There were no wounds or ports of entrance discovered for the abscess cavity which suggests that the abscess is most likely of a hematogenous spread. Rasool emphasized the importance of the difference between a true primary hematogenous form of subacute osteomyelitis which mainly occurs in children and the types where previously inadequate antibiotic treatment played a role in the development of an equilibrium in between the host immune response and the pathogen virulence [14]. Here, when the patient presented at first 1 year back, her symptoms were undermined by the history of a recent blunt trauma which leads to a merely symptomatic treatment. While her recent presentation can be interpreted as a result of an inadequate treatment or a direct hematogenous Brodie’s abscess. However, both have the same clinical course. The near-normal laboratory findings are a reflection of the host immunity and the pathogen virology equilibrium.
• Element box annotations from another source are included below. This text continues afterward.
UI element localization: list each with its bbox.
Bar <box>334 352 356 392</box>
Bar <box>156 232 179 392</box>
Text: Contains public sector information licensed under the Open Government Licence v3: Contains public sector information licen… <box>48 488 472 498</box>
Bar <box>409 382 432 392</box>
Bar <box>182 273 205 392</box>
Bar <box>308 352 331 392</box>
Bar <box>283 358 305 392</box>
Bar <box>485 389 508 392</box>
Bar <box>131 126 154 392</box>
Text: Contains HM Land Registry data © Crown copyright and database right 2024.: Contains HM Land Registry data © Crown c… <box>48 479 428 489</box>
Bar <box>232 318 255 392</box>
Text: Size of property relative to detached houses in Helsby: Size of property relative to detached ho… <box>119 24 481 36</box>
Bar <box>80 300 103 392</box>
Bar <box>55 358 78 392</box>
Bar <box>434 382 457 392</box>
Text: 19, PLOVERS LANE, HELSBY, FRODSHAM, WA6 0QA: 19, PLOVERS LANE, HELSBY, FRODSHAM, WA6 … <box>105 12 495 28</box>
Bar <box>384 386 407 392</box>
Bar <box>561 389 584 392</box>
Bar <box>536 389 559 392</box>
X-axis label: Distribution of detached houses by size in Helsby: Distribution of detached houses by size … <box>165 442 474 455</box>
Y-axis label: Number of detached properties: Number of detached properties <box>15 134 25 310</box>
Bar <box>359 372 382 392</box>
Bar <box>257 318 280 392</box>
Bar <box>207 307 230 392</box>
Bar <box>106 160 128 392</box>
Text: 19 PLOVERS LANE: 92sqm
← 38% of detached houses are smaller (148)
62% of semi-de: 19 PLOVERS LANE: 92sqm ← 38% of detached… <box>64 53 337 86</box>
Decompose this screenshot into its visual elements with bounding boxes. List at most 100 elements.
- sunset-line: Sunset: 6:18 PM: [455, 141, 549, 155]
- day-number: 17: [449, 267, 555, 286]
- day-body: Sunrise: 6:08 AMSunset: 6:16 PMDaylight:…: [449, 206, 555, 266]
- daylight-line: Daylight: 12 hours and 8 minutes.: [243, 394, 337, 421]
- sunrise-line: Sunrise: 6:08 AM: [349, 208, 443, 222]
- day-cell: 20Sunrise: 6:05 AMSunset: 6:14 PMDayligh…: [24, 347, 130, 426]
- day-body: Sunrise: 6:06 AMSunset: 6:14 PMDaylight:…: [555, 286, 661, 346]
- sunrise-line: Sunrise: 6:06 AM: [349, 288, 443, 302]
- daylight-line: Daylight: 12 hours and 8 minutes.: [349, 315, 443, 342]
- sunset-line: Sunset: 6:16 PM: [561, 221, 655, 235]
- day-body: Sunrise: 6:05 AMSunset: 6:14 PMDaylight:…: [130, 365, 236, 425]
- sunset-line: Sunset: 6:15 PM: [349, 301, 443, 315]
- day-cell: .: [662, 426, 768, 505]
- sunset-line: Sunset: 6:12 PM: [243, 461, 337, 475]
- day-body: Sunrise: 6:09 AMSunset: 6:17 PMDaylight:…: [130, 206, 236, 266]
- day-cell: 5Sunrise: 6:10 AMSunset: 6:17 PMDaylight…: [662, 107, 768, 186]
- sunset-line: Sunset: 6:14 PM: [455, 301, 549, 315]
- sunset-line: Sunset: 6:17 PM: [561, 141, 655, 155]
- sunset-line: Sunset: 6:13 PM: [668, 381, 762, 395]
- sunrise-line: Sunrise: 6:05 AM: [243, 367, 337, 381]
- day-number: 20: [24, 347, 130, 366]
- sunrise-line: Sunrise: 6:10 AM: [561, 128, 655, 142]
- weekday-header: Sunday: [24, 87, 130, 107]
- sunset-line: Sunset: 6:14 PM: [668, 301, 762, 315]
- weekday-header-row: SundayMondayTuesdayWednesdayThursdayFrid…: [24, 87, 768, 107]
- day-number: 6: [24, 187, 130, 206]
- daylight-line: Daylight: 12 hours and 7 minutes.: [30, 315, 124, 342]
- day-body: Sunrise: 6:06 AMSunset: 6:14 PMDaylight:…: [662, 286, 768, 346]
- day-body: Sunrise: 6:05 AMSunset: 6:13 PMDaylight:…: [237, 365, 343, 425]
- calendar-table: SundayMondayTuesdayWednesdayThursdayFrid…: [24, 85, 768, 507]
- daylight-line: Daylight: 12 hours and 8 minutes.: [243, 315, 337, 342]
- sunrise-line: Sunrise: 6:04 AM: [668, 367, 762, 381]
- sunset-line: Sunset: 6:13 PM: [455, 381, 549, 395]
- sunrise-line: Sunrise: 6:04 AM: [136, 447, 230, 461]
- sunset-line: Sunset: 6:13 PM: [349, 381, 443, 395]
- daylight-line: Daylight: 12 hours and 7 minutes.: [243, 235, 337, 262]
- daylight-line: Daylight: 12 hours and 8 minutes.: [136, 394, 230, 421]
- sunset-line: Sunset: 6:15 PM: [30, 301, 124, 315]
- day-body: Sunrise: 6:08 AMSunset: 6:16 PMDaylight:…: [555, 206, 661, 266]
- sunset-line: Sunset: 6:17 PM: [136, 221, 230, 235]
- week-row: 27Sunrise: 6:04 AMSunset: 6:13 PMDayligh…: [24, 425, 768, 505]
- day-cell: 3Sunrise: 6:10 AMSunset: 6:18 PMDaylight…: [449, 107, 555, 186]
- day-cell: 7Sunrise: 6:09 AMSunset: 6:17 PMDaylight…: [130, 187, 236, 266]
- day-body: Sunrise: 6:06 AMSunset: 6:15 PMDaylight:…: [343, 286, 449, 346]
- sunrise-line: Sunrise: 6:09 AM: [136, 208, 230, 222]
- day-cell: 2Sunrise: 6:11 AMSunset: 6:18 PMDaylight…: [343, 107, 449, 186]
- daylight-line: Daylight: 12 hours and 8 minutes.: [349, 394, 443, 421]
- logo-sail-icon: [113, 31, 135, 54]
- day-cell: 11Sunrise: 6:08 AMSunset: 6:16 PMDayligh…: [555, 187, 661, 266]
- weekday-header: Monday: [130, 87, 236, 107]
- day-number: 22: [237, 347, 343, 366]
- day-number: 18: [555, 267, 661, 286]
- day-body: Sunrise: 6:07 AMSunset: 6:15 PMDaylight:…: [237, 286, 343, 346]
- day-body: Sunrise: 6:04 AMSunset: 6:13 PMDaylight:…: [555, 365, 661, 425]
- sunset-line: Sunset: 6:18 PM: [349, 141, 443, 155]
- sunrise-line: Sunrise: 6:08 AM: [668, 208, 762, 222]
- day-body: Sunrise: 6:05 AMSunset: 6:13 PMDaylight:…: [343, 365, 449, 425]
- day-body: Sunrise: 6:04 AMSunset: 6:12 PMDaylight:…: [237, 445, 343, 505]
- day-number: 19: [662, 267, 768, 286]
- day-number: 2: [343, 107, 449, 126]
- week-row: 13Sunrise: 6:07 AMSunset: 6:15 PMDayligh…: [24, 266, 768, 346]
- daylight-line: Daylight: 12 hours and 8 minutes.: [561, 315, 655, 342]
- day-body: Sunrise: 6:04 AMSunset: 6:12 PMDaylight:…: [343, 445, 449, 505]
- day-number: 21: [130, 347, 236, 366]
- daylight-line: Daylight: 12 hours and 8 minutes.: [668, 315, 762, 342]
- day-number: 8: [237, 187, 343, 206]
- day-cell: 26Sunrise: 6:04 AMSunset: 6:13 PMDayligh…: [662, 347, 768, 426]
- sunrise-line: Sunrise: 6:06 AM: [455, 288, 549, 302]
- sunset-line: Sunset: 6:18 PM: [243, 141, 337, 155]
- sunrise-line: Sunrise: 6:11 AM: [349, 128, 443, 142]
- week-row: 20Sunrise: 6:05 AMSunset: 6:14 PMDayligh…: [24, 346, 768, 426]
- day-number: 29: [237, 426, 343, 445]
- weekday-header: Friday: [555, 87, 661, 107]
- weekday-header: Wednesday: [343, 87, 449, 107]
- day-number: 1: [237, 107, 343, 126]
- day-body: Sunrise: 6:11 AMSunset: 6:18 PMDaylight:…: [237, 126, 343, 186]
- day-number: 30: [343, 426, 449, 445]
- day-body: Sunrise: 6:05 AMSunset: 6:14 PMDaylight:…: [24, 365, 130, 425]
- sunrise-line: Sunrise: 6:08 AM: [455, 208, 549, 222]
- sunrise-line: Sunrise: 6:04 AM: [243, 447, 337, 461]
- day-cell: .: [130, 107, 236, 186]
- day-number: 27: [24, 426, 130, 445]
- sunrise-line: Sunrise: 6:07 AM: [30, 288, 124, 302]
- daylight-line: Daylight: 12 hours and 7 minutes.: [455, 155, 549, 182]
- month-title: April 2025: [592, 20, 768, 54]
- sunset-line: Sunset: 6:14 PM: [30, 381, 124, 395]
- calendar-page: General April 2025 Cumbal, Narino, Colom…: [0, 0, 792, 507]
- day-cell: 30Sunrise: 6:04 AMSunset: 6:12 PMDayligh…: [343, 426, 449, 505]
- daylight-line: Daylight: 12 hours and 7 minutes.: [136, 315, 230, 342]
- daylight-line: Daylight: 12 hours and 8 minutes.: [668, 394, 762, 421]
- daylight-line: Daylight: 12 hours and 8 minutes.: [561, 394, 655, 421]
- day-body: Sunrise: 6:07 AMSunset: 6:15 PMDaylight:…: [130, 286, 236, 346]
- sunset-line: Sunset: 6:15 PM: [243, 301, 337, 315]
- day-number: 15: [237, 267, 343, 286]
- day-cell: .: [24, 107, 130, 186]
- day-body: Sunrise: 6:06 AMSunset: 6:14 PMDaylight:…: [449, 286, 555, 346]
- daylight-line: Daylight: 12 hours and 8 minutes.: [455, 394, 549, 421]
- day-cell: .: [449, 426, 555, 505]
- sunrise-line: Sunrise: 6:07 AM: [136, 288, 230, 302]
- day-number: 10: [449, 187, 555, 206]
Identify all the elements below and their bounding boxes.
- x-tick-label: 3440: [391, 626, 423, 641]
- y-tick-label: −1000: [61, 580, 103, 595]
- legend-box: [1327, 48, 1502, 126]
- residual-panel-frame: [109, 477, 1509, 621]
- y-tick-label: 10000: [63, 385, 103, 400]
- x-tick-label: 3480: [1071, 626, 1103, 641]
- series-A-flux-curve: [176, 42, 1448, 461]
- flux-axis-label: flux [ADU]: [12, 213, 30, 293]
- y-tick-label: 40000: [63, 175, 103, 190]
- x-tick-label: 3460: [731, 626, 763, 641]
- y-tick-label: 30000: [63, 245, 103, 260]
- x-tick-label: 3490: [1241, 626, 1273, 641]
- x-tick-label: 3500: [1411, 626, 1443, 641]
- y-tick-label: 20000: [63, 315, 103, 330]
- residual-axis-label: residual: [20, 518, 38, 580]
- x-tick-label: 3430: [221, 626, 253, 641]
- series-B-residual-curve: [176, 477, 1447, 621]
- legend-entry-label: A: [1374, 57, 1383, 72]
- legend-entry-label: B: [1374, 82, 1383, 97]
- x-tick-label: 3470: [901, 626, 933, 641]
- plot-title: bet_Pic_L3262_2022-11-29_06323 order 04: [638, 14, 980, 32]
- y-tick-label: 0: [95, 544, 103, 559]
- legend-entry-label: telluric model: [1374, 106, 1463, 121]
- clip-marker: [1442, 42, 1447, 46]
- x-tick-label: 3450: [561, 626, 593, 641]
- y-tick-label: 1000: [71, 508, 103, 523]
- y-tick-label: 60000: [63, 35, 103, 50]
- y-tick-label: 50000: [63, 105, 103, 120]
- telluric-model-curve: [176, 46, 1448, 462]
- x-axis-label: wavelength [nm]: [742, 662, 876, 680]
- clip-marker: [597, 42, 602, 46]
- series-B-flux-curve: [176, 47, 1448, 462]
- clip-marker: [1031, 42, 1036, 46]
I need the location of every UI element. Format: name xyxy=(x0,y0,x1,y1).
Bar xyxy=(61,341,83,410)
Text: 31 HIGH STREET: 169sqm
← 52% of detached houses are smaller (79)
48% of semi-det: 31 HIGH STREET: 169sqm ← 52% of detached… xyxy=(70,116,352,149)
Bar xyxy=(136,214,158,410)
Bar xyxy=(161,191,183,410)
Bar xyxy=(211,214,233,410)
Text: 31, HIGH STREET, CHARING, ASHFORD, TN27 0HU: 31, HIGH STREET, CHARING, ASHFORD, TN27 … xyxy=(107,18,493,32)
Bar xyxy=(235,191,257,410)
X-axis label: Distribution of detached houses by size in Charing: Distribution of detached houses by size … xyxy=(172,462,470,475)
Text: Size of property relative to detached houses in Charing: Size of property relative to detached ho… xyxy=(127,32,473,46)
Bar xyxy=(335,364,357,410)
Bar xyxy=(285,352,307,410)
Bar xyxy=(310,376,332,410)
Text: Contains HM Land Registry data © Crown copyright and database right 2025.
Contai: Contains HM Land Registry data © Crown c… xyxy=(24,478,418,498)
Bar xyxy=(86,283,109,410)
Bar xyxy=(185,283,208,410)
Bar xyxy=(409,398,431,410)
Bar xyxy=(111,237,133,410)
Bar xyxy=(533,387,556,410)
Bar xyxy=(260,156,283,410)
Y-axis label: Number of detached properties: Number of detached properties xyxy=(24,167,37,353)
The slow and relatively benign course of the disease has lead to difficulties in determining the appropriate treatment. Several studies have shown an excellent result with almost 100% success rate by surgical debridement of the abscess cavity [3, 5, 8, 15] and on the other side, conservative management by antibiotic administration alone achieves similar excellent results [15, 16, 17]. Many authors believe that surgical treatment is preferred for aggressive lesions and for lesions that cannot be differentiated from bone tumors with aggressive features and when it becomes necessary for carrying out a biopsy of the lesion to confirm the diagnosis [15, 16, 17]. In our case, the surgical line of treatment was chosen to drain the abscess cavity for further investigations and Vancomycin loaded calcium sulfate STIMULAN was used to fill the abscess cavity. Calcium sulfate is one kind of biodegradable delivery devices that can be loaded with antibiotics. The advantage of calcium sulfate is that it can offer the chance to delivery an effective concentration of local antibiotics with the biodegradation after implantation [18, 19, 20, 21]. The patient had an excellent outcome with no complaints on right shoulder movements and the radiographs showed significant improvement after 6 months of follow-up.
Brodie’s abscess was first described by Sir Benjamin Brodie in 1832. Primary hematogenous subacute osteomyelitis is rarely seen in the proximal metaphysis of the humerus. The authors believe that a surgical management is desired if the diagnosis is unclear and if biopsy is needed to differentiate the lesion from a malignant lesion. With appropriate surgical debridement and aggressive antibiotic cover, a near 100% success rate is observed in the treatment of Brodie’s abscess with no residual deformities in the affected bones or restrictions in the range of movements in the neighboring joints.
Diagnosing Brodie’s abscess at an unusual location such as the proximal humerus metaphysis can be challenging and an operative line of management must be undertaken only once the diagnosis is confirmed after a detailed clinical, laboratory, and radiological evaluation. The functional outcome after surgical debridement and intralesional antibiotics is considerably favorable and the patient is able to return to his/her activities of daily routine without any restrictions whatsoever.